SPAN 3150. Spanish Conversation (3-0-3) Prerequisite: SPAN 2002 or equivalent. Conducted in Spanish, this course offers students a series of progressive activities to raise the level of proficiency within the context of daily Hispanic culture. Supportive activities include grammar review and readings closely related to oral activities. Students belong in SPAN 3150-Conversation if the student received credit for SPAN 2002 (either at CSU or as a transfer, or by taking the CLEP exam or by taking the AP exam) or the student is a heritage speaker (the student learned Spanish at home as a child but it was a minority language in the society he/she grew up in). Competency levels may vary so if there are questions about placement, refer the student to MCL department or the student is a native speaker (the student learned Spanish at home as a child and it was an official language of the society. These students in most circumstances will have received formal education in the Spanish language as well). Note: if the heritage speaker student or if the native speaker student wishes credit for elementary and intermediate level Spanish courses to appear on their transcript without taking those courses, then the CLEP exam in Spanish should be taken to determine the amount of Spanish credit to be awarded.


SPAN 3160. Grammar and Composition (3-0-3) Prerequisite: SPAN 2002 or equivalent. Practice in writing letters, brief articles, themes, and reports. Review of selected segments of grammar. Students belong in SPAN 3160-Grammar and Composition if the student received credit for SPAN 2002 (either at CSU or as a transfer, or by taking the CLEP exam or by taking the AP exam) or the student is a heritage speaker (the student learned Spanish at home as a child but it was a minority language in the society he/she grew up in). Competency levels may vary so if there are questions about placement, refer the student to MCL department or the student is a native speaker (the student learned Spanish at home as a child and it was an official language in the society he/she grew up in. These students in most circumstances will have received formal education in the Spanish language as well). The student is a native speaker (the student learned Spanish at home as a child and it was an official language of the society. These students in most circumstances will have received formal education in the Spanish language as well). Note: if the heritage speaker student or if the native speaker student wishes credit for elementary and intermediate level Spanish courses to appear on their transcript without taking those courses, then the CLEP exam in Spanish should be taken to determine the amount of Spanish credit to be awarded.
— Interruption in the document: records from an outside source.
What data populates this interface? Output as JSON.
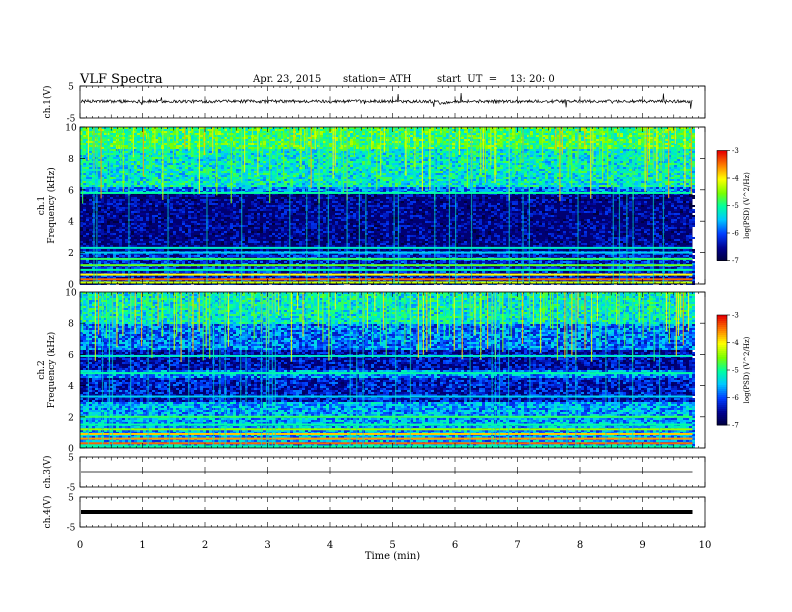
{
  "header": {
    "title": "VLF Spectra",
    "date": "Apr. 23, 2015",
    "station": "station= ATH",
    "start": "start  UT  =    13: 20: 0"
  },
  "chart_data": [
    {
      "type": "line",
      "name": "ch1-waveform",
      "ylabel": "ch.1(V)",
      "ylim": [
        -5,
        5
      ],
      "yticks": [
        "5",
        "-5"
      ],
      "xlim": [
        0,
        10
      ],
      "data_end_min": 9.8,
      "baseline_v": 0.2,
      "color": "#000000"
    },
    {
      "type": "heatmap",
      "name": "ch1-spectrogram",
      "ylabel_lines": [
        "ch.1",
        "Frequency  (kHz)"
      ],
      "ylim": [
        0,
        10
      ],
      "yticks": [
        "0",
        "2",
        "4",
        "6",
        "8",
        "10"
      ],
      "xlim": [
        0,
        10
      ],
      "data_end_min": 9.8,
      "colorbar": {
        "label": "log(PSD) (V^2/Hz)",
        "range": [
          -7,
          -3
        ],
        "ticks": [
          "-3",
          "-4",
          "-5",
          "-6",
          "-7"
        ]
      }
    },
    {
      "type": "heatmap",
      "name": "ch2-spectrogram",
      "ylabel_lines": [
        "ch.2",
        "Frequency  (kHz)"
      ],
      "ylim": [
        0,
        10
      ],
      "yticks": [
        "0",
        "2",
        "4",
        "6",
        "8",
        "10"
      ],
      "xlim": [
        0,
        10
      ],
      "data_end_min": 9.8,
      "colorbar": {
        "label": "log(PSD) (V^2/Hz)",
        "range": [
          -7,
          -3
        ],
        "ticks": [
          "-3",
          "-4",
          "-5",
          "-6",
          "-7"
        ]
      }
    },
    {
      "type": "line",
      "name": "ch3-waveform",
      "ylabel": "ch.3(V)",
      "ylim": [
        -5,
        5
      ],
      "yticks": [
        "5",
        "-5"
      ],
      "xlim": [
        0,
        10
      ],
      "data_end_min": 9.8,
      "baseline_v": 0,
      "color": "#000000"
    },
    {
      "type": "line",
      "name": "ch4-waveform",
      "ylabel": "ch.4(V)",
      "ylim": [
        -5,
        5
      ],
      "yticks": [
        "5",
        "-5"
      ],
      "xlim": [
        0,
        10
      ],
      "data_end_min": 9.8,
      "baseline_v": 0,
      "color": "#000000"
    }
  ],
  "xaxis": {
    "label": "Time  (min)",
    "ticks": [
      "0",
      "1",
      "2",
      "3",
      "4",
      "5",
      "6",
      "7",
      "8",
      "9",
      "10"
    ]
  }
}
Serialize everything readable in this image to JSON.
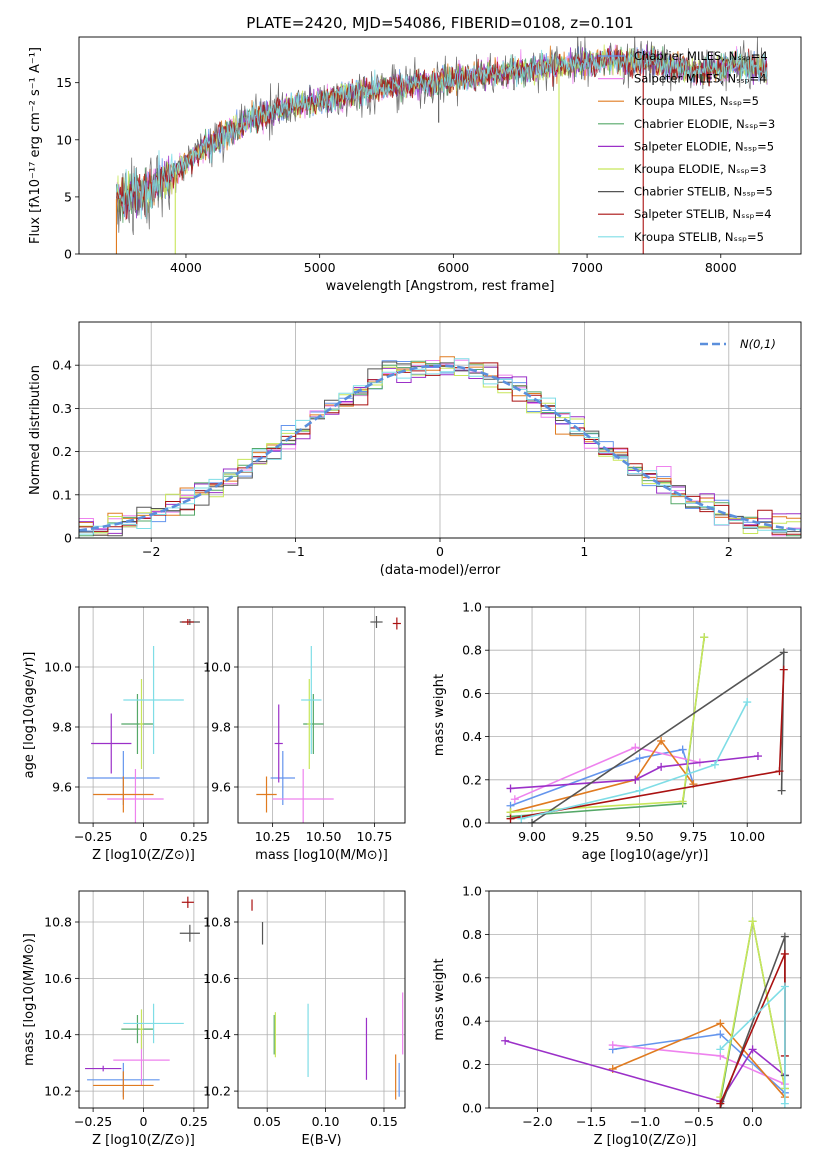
{
  "figure": {
    "title": "PLATE=2420, MJD=54086, FIBERID=0108, z=0.101"
  },
  "colors": {
    "Chabrier MILES": "#6495ed",
    "Salpeter MILES": "#ee82ee",
    "Kroupa MILES": "#e07b20",
    "Chabrier ELODIE": "#55a868",
    "Salpeter ELODIE": "#9b30c8",
    "Kroupa ELODIE": "#c8e65a",
    "Chabrier STELIB": "#555555",
    "Salpeter STELIB": "#aa1111",
    "Kroupa STELIB": "#7fdde6"
  },
  "chart_data": [
    {
      "id": "spectrum",
      "type": "line",
      "xlabel": "wavelength [Angstrom, rest frame]",
      "ylabel": "Flux [fλ10⁻¹⁷ erg cm⁻² s⁻¹ A⁻¹]",
      "xlim": [
        3200,
        8600
      ],
      "ylim": [
        0,
        19
      ],
      "xticks": [
        4000,
        5000,
        6000,
        7000,
        8000
      ],
      "yticks": [
        0,
        5,
        10,
        15
      ],
      "legend_position": "top-right",
      "legend": [
        "Chabrier MILES, N_SSP=4",
        "Salpeter MILES, N_SSP=4",
        "Kroupa MILES, N_SSP=5",
        "Chabrier ELODIE, N_SSP=3",
        "Salpeter ELODIE, N_SSP=5",
        "Kroupa ELODIE, N_SSP=3",
        "Chabrier STELIB, N_SSP=5",
        "Salpeter STELIB, N_SSP=4",
        "Kroupa STELIB, N_SSP=5"
      ],
      "continuum": [
        [
          3480,
          4.8
        ],
        [
          3700,
          5.5
        ],
        [
          3900,
          7
        ],
        [
          4100,
          9
        ],
        [
          4300,
          10.5
        ],
        [
          4500,
          12
        ],
        [
          4800,
          13
        ],
        [
          5000,
          13.4
        ],
        [
          5200,
          14
        ],
        [
          5500,
          14.6
        ],
        [
          5800,
          15
        ],
        [
          6000,
          15.3
        ],
        [
          6300,
          15.8
        ],
        [
          6600,
          16.3
        ],
        [
          6900,
          16.6
        ],
        [
          7200,
          17
        ],
        [
          7500,
          16.8
        ],
        [
          7800,
          16
        ],
        [
          8100,
          16.5
        ],
        [
          8350,
          16.2
        ]
      ],
      "spikes": [
        {
          "x": 3480,
          "y": 0,
          "series": "Kroupa MILES"
        },
        {
          "x": 3920,
          "y": 0,
          "series": "Kroupa ELODIE"
        },
        {
          "x": 6790,
          "y": 0,
          "series": "Kroupa ELODIE"
        },
        {
          "x": 7420,
          "y": 0,
          "series": "Salpeter STELIB"
        },
        {
          "x": 5890,
          "y": 11.5,
          "series": "Chabrier STELIB"
        }
      ]
    },
    {
      "id": "residuals",
      "type": "histogram",
      "xlabel": "(data-model)/error",
      "ylabel": "Normed distribution",
      "xlim": [
        -2.5,
        2.5
      ],
      "ylim": [
        0,
        0.5
      ],
      "xticks": [
        -2,
        -1,
        0,
        1,
        2
      ],
      "yticks": [
        0.0,
        0.1,
        0.2,
        0.3,
        0.4
      ],
      "grid": true,
      "legend_position": "top-right",
      "legend": [
        "N(0,1)"
      ],
      "bin_width": 0.1,
      "bin_start": -2.5,
      "bins": 50,
      "series": [
        "Chabrier MILES",
        "Salpeter MILES",
        "Kroupa MILES",
        "Chabrier ELODIE",
        "Salpeter ELODIE",
        "Kroupa ELODIE",
        "Chabrier STELIB",
        "Salpeter STELIB",
        "Kroupa STELIB"
      ],
      "reference_curve": "normal(0,1)"
    },
    {
      "id": "age-vs-Z",
      "type": "errorbar",
      "xlabel": "Z [log10(Z/Z⊙)]",
      "ylabel": "age  [log10(age/yr)]",
      "xlim": [
        -0.32,
        0.32
      ],
      "ylim": [
        9.48,
        10.2
      ],
      "xticks": [
        -0.25,
        0.0,
        0.25
      ],
      "ytick_values": [
        9.6,
        9.8,
        10.0
      ],
      "ytick_labels": [
        "9.6",
        "9.8",
        "10.0"
      ],
      "grid": true,
      "points": [
        {
          "series": "Chabrier MILES",
          "x": -0.1,
          "xerr": 0.18,
          "y": 9.63,
          "yerr": 0.09
        },
        {
          "series": "Salpeter MILES",
          "x": -0.04,
          "xerr": 0.14,
          "y": 9.56,
          "yerr": 0.1
        },
        {
          "series": "Kroupa MILES",
          "x": -0.1,
          "xerr": 0.15,
          "y": 9.575,
          "yerr": 0.06
        },
        {
          "series": "Chabrier ELODIE",
          "x": -0.03,
          "xerr": 0.08,
          "y": 9.81,
          "yerr": 0.1
        },
        {
          "series": "Salpeter ELODIE",
          "x": -0.16,
          "xerr": 0.1,
          "y": 9.745,
          "yerr": 0.1
        },
        {
          "series": "Kroupa ELODIE",
          "x": -0.01,
          "xerr": 0.01,
          "y": 9.81,
          "yerr": 0.15
        },
        {
          "series": "Chabrier STELIB",
          "x": 0.23,
          "xerr": 0.05,
          "y": 10.15,
          "yerr": 0.01
        },
        {
          "series": "Salpeter STELIB",
          "x": 0.22,
          "xerr": 0.03,
          "y": 10.15,
          "yerr": 0.01
        },
        {
          "series": "Kroupa STELIB",
          "x": 0.05,
          "xerr": 0.15,
          "y": 9.89,
          "yerr": 0.18
        }
      ]
    },
    {
      "id": "age-vs-mass",
      "type": "errorbar",
      "xlabel": "mass [log10(M/M⊙)]",
      "ylabel": "",
      "xlim": [
        10.08,
        10.9
      ],
      "ylim": [
        9.48,
        10.2
      ],
      "xtick_values": [
        10.25,
        10.5,
        10.75
      ],
      "xtick_labels": [
        "10.25",
        "10.50",
        "10.75"
      ],
      "ytick_values": [
        9.6,
        9.8,
        10.0
      ],
      "ytick_labels": [
        "9.6",
        "9.8",
        "10.0"
      ],
      "grid": true,
      "points": [
        {
          "series": "Chabrier MILES",
          "x": 10.3,
          "xerr": 0.06,
          "y": 9.63,
          "yerr": 0.09
        },
        {
          "series": "Salpeter MILES",
          "x": 10.4,
          "xerr": 0.15,
          "y": 9.56,
          "yerr": 0.1
        },
        {
          "series": "Kroupa MILES",
          "x": 10.22,
          "xerr": 0.05,
          "y": 9.575,
          "yerr": 0.06
        },
        {
          "series": "Chabrier ELODIE",
          "x": 10.45,
          "xerr": 0.05,
          "y": 9.81,
          "yerr": 0.1
        },
        {
          "series": "Salpeter ELODIE",
          "x": 10.28,
          "xerr": 0.02,
          "y": 9.745,
          "yerr": 0.13
        },
        {
          "series": "Kroupa ELODIE",
          "x": 10.43,
          "xerr": 0.01,
          "y": 9.81,
          "yerr": 0.15
        },
        {
          "series": "Chabrier STELIB",
          "x": 10.76,
          "xerr": 0.03,
          "y": 10.15,
          "yerr": 0.02
        },
        {
          "series": "Salpeter STELIB",
          "x": 10.86,
          "xerr": 0.02,
          "y": 10.145,
          "yerr": 0.02
        },
        {
          "series": "Kroupa STELIB",
          "x": 10.44,
          "xerr": 0.05,
          "y": 9.89,
          "yerr": 0.18
        }
      ]
    },
    {
      "id": "weight-vs-age",
      "type": "line",
      "xlabel": "age  [log10(age/yr)]",
      "ylabel": "mass weight",
      "xlim": [
        8.8,
        10.25
      ],
      "ylim": [
        0,
        1.0
      ],
      "xtick_values": [
        9.0,
        9.25,
        9.5,
        9.75,
        10.0
      ],
      "xtick_labels": [
        "9.00",
        "9.25",
        "9.50",
        "9.75",
        "10.00"
      ],
      "ytick_values": [
        0.0,
        0.2,
        0.4,
        0.6,
        0.8,
        1.0
      ],
      "ytick_labels": [
        "0.0",
        "0.2",
        "0.4",
        "0.6",
        "0.8",
        "1.0"
      ],
      "grid": true,
      "lines": [
        {
          "series": "Chabrier MILES",
          "x": [
            8.9,
            9.5,
            9.7,
            9.75
          ],
          "y": [
            0.08,
            0.3,
            0.34,
            0.18
          ]
        },
        {
          "series": "Salpeter MILES",
          "x": [
            8.92,
            9.48,
            9.78
          ],
          "y": [
            0.11,
            0.35,
            0.28
          ]
        },
        {
          "series": "Kroupa MILES",
          "x": [
            8.9,
            9.48,
            9.6,
            9.75
          ],
          "y": [
            0.05,
            0.2,
            0.38,
            0.18
          ]
        },
        {
          "series": "Chabrier ELODIE",
          "x": [
            8.9,
            9.7,
            9.8
          ],
          "y": [
            0.03,
            0.09,
            0.86
          ]
        },
        {
          "series": "Salpeter ELODIE",
          "x": [
            8.9,
            9.48,
            9.6,
            10.05
          ],
          "y": [
            0.16,
            0.2,
            0.26,
            0.31
          ]
        },
        {
          "series": "Kroupa ELODIE",
          "x": [
            8.9,
            9.7,
            9.8
          ],
          "y": [
            0.05,
            0.1,
            0.86
          ]
        },
        {
          "series": "Chabrier STELIB",
          "x": [
            9.0,
            10.17,
            10.16
          ],
          "y": [
            0.0,
            0.79,
            0.15
          ]
        },
        {
          "series": "Salpeter STELIB",
          "x": [
            8.9,
            10.15,
            10.17
          ],
          "y": [
            0.02,
            0.24,
            0.71
          ]
        },
        {
          "series": "Kroupa STELIB",
          "x": [
            8.95,
            9.5,
            9.85,
            10.0
          ],
          "y": [
            0.02,
            0.15,
            0.27,
            0.56
          ]
        }
      ]
    },
    {
      "id": "mass-vs-Z",
      "type": "errorbar",
      "xlabel": "Z [log10(Z/Z⊙)]",
      "ylabel": "mass [log10(M/M⊙)]",
      "xlim": [
        -0.32,
        0.32
      ],
      "ylim": [
        10.14,
        10.91
      ],
      "xticks": [
        -0.25,
        0.0,
        0.25
      ],
      "ytick_values": [
        10.2,
        10.4,
        10.6,
        10.8
      ],
      "ytick_labels": [
        "10.2",
        "10.4",
        "10.6",
        "10.8"
      ],
      "grid": true,
      "points": [
        {
          "series": "Chabrier MILES",
          "x": -0.1,
          "xerr": 0.18,
          "y": 10.24,
          "yerr": 0.06
        },
        {
          "series": "Salpeter MILES",
          "x": -0.01,
          "xerr": 0.14,
          "y": 10.31,
          "yerr": 0.09
        },
        {
          "series": "Kroupa MILES",
          "x": -0.1,
          "xerr": 0.15,
          "y": 10.22,
          "yerr": 0.05
        },
        {
          "series": "Chabrier ELODIE",
          "x": -0.03,
          "xerr": 0.08,
          "y": 10.42,
          "yerr": 0.05
        },
        {
          "series": "Salpeter ELODIE",
          "x": -0.2,
          "xerr": 0.09,
          "y": 10.28,
          "yerr": 0.01
        },
        {
          "series": "Kroupa ELODIE",
          "x": -0.01,
          "xerr": 0.01,
          "y": 10.42,
          "yerr": 0.07
        },
        {
          "series": "Chabrier STELIB",
          "x": 0.23,
          "xerr": 0.05,
          "y": 10.76,
          "yerr": 0.03
        },
        {
          "series": "Salpeter STELIB",
          "x": 0.22,
          "xerr": 0.03,
          "y": 10.87,
          "yerr": 0.02
        },
        {
          "series": "Kroupa STELIB",
          "x": 0.05,
          "xerr": 0.15,
          "y": 10.44,
          "yerr": 0.07
        }
      ]
    },
    {
      "id": "mass-vs-EBV",
      "type": "errorbar",
      "xlabel": "E(B-V)",
      "ylabel": "",
      "xlim": [
        0.025,
        0.168
      ],
      "ylim": [
        10.14,
        10.91
      ],
      "xtick_values": [
        0.05,
        0.1,
        0.15
      ],
      "xtick_labels": [
        "0.05",
        "0.10",
        "0.15"
      ],
      "ytick_values": [
        10.2,
        10.4,
        10.6,
        10.8
      ],
      "ytick_labels": [
        "10.2",
        "10.4",
        "10.6",
        "10.8"
      ],
      "grid": true,
      "points": [
        {
          "series": "Chabrier MILES",
          "x": 0.163,
          "y": 10.24,
          "yerr": 0.06
        },
        {
          "series": "Salpeter MILES",
          "x": 0.166,
          "y": 10.44,
          "yerr": 0.11
        },
        {
          "series": "Kroupa MILES",
          "x": 0.16,
          "y": 10.25,
          "yerr": 0.08
        },
        {
          "series": "Chabrier ELODIE",
          "x": 0.056,
          "y": 10.4,
          "yerr": 0.07
        },
        {
          "series": "Salpeter ELODIE",
          "x": 0.135,
          "y": 10.35,
          "yerr": 0.11
        },
        {
          "series": "Kroupa ELODIE",
          "x": 0.057,
          "y": 10.4,
          "yerr": 0.08
        },
        {
          "series": "Chabrier STELIB",
          "x": 0.046,
          "y": 10.76,
          "yerr": 0.04
        },
        {
          "series": "Salpeter STELIB",
          "x": 0.037,
          "y": 10.86,
          "yerr": 0.02
        },
        {
          "series": "Kroupa STELIB",
          "x": 0.085,
          "y": 10.38,
          "yerr": 0.13
        }
      ]
    },
    {
      "id": "weight-vs-Z",
      "type": "line",
      "xlabel": "Z [log10(Z/Z⊙)]",
      "ylabel": "mass weight",
      "xlim": [
        -2.45,
        0.45
      ],
      "ylim": [
        0,
        1.0
      ],
      "xtick_values": [
        -2.0,
        -1.5,
        -1.0,
        -0.5,
        0.0
      ],
      "xtick_labels": [
        "−2.0",
        "−1.5",
        "−1.0",
        "−0.5",
        "0.0"
      ],
      "ytick_values": [
        0.0,
        0.2,
        0.4,
        0.6,
        0.8,
        1.0
      ],
      "ytick_labels": [
        "0.0",
        "0.2",
        "0.4",
        "0.6",
        "0.8",
        "1.0"
      ],
      "grid": true,
      "lines": [
        {
          "series": "Chabrier MILES",
          "x": [
            -1.3,
            -0.3,
            0.3
          ],
          "y": [
            0.27,
            0.34,
            0.07
          ]
        },
        {
          "series": "Salpeter MILES",
          "x": [
            -1.3,
            -0.3,
            0.3
          ],
          "y": [
            0.29,
            0.24,
            0.11
          ]
        },
        {
          "series": "Kroupa MILES",
          "x": [
            -1.3,
            -0.3,
            0.3
          ],
          "y": [
            0.18,
            0.39,
            0.05
          ]
        },
        {
          "series": "Chabrier ELODIE",
          "x": [
            -0.3,
            0.0,
            0.3
          ],
          "y": [
            0.03,
            0.86,
            0.09
          ]
        },
        {
          "series": "Salpeter ELODIE",
          "x": [
            -2.3,
            -0.3,
            0.0,
            0.3
          ],
          "y": [
            0.31,
            0.03,
            0.27,
            0.15
          ]
        },
        {
          "series": "Kroupa ELODIE",
          "x": [
            -0.3,
            0.0,
            0.3
          ],
          "y": [
            0.05,
            0.86,
            0.09
          ]
        },
        {
          "series": "Chabrier STELIB",
          "x": [
            -0.3,
            0.3,
            0.3
          ],
          "y": [
            0.0,
            0.79,
            0.15
          ]
        },
        {
          "series": "Salpeter STELIB",
          "x": [
            -0.3,
            0.3,
            0.3
          ],
          "y": [
            0.02,
            0.71,
            0.24
          ]
        },
        {
          "series": "Kroupa STELIB",
          "x": [
            -0.3,
            0.3,
            0.3
          ],
          "y": [
            0.27,
            0.56,
            0.02
          ]
        }
      ]
    }
  ]
}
SPAN 3170. Contemporary Approaches to Identities and Cultures of Spain (3-0-3) Prerequisite: SPAN 3150 and SPAN 3160 with a grade of "C" or better. This course provides students with a broad understanding of the different civilizations and religious groups that inhabited the Iberian Peninsula, thus forming the Spanish nation in 1492. Through an examination of cultural identity and the concept of nation, participants will analyze how the idea of "Spanishness" has changed over time, leading up to the present.


SPAN 3175. Contemporary Approaches to Cultures of Latin America (3-0-3) Prerequisite: SPAN 3150 and 3160 with a grade of "C" or better. Contemporary Approaches to Cultures of Latin America offers a chronological study of Latin American cultures through their expressions in literature, history, politics and the arts, beginning in the pre-Colombian period, with an emphasis on crucial historical moments and distinctive cultural practices.